Поэтому я просто не могу оставить ее одну в столь сложной ситуации. Она многое для меня сделала, и я обязана ответить ей тем же.
— Это мне? — сидящий на лестнице у входной двери в квартиру Эш подскакивает на ноги, когда я оказываюсь на последней ступеньке. — Только Фиби не любит пионы, — он тянет руки к моему букету, и я уворачиваюсь, шикнув.
— Я бы на твоем месте лишний раз со мной не разговаривал, — тычу в него пальцем. Всматриваясь в бледное лицо, ловлю безжизненный взгляд и не понимаю, во что играет Хилл. — Тебе придется долго искать себе оправдания.

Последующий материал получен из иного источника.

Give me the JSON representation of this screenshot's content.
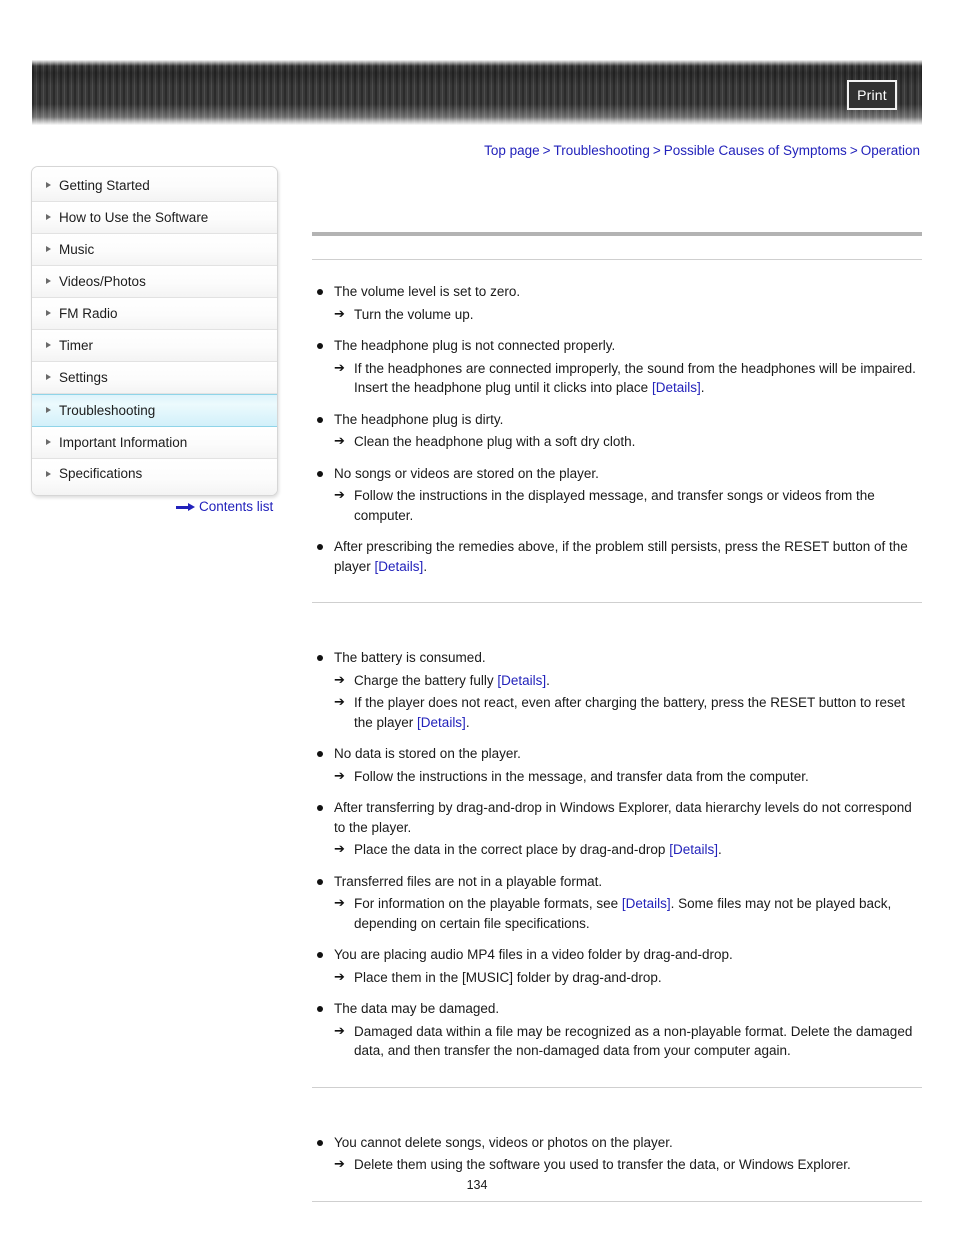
{
  "header": {
    "print_label": "Print"
  },
  "breadcrumb": {
    "items": [
      {
        "label": "Top page"
      },
      {
        "label": "Troubleshooting"
      },
      {
        "label": "Possible Causes of Symptoms"
      },
      {
        "label": "Operation"
      }
    ],
    "separator": ">"
  },
  "sidebar": {
    "items": [
      {
        "label": "Getting Started",
        "active": false
      },
      {
        "label": "How to Use the Software",
        "active": false
      },
      {
        "label": "Music",
        "active": false
      },
      {
        "label": "Videos/Photos",
        "active": false
      },
      {
        "label": "FM Radio",
        "active": false
      },
      {
        "label": "Timer",
        "active": false
      },
      {
        "label": "Settings",
        "active": false
      },
      {
        "label": "Troubleshooting",
        "active": true
      },
      {
        "label": "Important Information",
        "active": false
      },
      {
        "label": "Specifications",
        "active": false
      }
    ],
    "contents_list_label": "Contents list"
  },
  "main": {
    "sections": [
      {
        "title": "",
        "causes": [
          {
            "text": "The volume level is set to zero.",
            "remedies": [
              {
                "parts": [
                  {
                    "t": "Turn the volume up.",
                    "link": false
                  }
                ]
              }
            ]
          },
          {
            "text": "The headphone plug is not connected properly.",
            "remedies": [
              {
                "parts": [
                  {
                    "t": "If the headphones are connected improperly, the sound from the headphones will be impaired. Insert the headphone plug until it clicks into place ",
                    "link": false
                  },
                  {
                    "t": "[Details]",
                    "link": true
                  },
                  {
                    "t": ".",
                    "link": false
                  }
                ]
              }
            ]
          },
          {
            "text": "The headphone plug is dirty.",
            "remedies": [
              {
                "parts": [
                  {
                    "t": "Clean the headphone plug with a soft dry cloth.",
                    "link": false
                  }
                ]
              }
            ]
          },
          {
            "text": "No songs or videos are stored on the player.",
            "remedies": [
              {
                "parts": [
                  {
                    "t": "Follow the instructions in the displayed message, and transfer songs or videos from the computer.",
                    "link": false
                  }
                ]
              }
            ]
          },
          {
            "text_parts": [
              {
                "t": "After prescribing the remedies above, if the problem still persists, press the RESET button of the player ",
                "link": false
              },
              {
                "t": "[Details]",
                "link": true
              },
              {
                "t": ".",
                "link": false
              }
            ],
            "remedies": []
          }
        ]
      },
      {
        "title": "",
        "causes": [
          {
            "text": "The battery is consumed.",
            "remedies": [
              {
                "parts": [
                  {
                    "t": "Charge the battery fully ",
                    "link": false
                  },
                  {
                    "t": "[Details]",
                    "link": true
                  },
                  {
                    "t": ".",
                    "link": false
                  }
                ]
              },
              {
                "parts": [
                  {
                    "t": "If the player does not react, even after charging the battery, press the RESET button to reset the player ",
                    "link": false
                  },
                  {
                    "t": "[Details]",
                    "link": true
                  },
                  {
                    "t": ".",
                    "link": false
                  }
                ]
              }
            ]
          },
          {
            "text": "No data is stored on the player.",
            "remedies": [
              {
                "parts": [
                  {
                    "t": "Follow the instructions in the message, and transfer data from the computer.",
                    "link": false
                  }
                ]
              }
            ]
          },
          {
            "text": "After transferring by drag-and-drop in Windows Explorer, data hierarchy levels do not correspond to the player.",
            "remedies": [
              {
                "parts": [
                  {
                    "t": "Place the data in the correct place by drag-and-drop ",
                    "link": false
                  },
                  {
                    "t": "[Details]",
                    "link": true
                  },
                  {
                    "t": ".",
                    "link": false
                  }
                ]
              }
            ]
          },
          {
            "text": "Transferred files are not in a playable format.",
            "remedies": [
              {
                "parts": [
                  {
                    "t": "For information on the playable formats, see ",
                    "link": false
                  },
                  {
                    "t": "[Details]",
                    "link": true
                  },
                  {
                    "t": ". Some files may not be played back, depending on certain file specifications.",
                    "link": false
                  }
                ]
              }
            ]
          },
          {
            "text": "You are placing audio MP4 files in a video folder by drag-and-drop.",
            "remedies": [
              {
                "parts": [
                  {
                    "t": "Place them in the [MUSIC] folder by drag-and-drop.",
                    "link": false
                  }
                ]
              }
            ]
          },
          {
            "text": "The data may be damaged.",
            "remedies": [
              {
                "parts": [
                  {
                    "t": "Damaged data within a file may be recognized as a non-playable format. Delete the damaged data, and then transfer the non-damaged data from your computer again.",
                    "link": false
                  }
                ]
              }
            ]
          }
        ]
      },
      {
        "title": "",
        "causes": [
          {
            "text": "You cannot delete songs, videos or photos on the player.",
            "remedies": [
              {
                "parts": [
                  {
                    "t": "Delete them using the software you used to transfer the data, or Windows Explorer.",
                    "link": false
                  }
                ]
              }
            ]
          }
        ]
      }
    ]
  },
  "footer": {
    "page_number": "134"
  },
  "colors": {
    "link": "#2222bb",
    "highlight": "#d2f0fa",
    "rule": "#b3b3b3"
  }
}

— Я ничего не сделал! — он трет ладонями щеки. Резко разворачивается и проходит нервный круг по лестничной клетке, что-то бурча себе под нос. — Ты же знаешь, я так не поступлю, — останавливается передо мной. Пронзительно смотрит в глаза, вынудив ему поверить.
А я по-другому и не могу, потому что Эш правда на такое бы не пошел. Это глупо. Опрометчиво рушить то, что так долго и кропотливо строили.
— Пожалуйста, Кьяра, сделай что-нибудь.
— Что, Эш? — строго говорю. Нельзя так быстро принимать чью-то сторону, если это не сторона Фиби. — Ты облажался.
Он опускает плечи и запрокидывает голову назад. Пару раз глубоко вздыхает, прежде чем устало проговорить:
— Это должен был быть сюрприз. У нас скоро совместный отпуск, и я хотел сделать его особенным. Нанял турагента, чтобы узнать как можно больше, сделать как можно лучше. А Фиб, — Эш надавливает пальцами в уголки глаз. Мне становится его по-настоящему жаль. — Она просто заметила нас в кафе, а дома... За все три года наших отношений, я ни разу не видел ее такой злой. Она даже не выслушала. Просто выставила за дверь.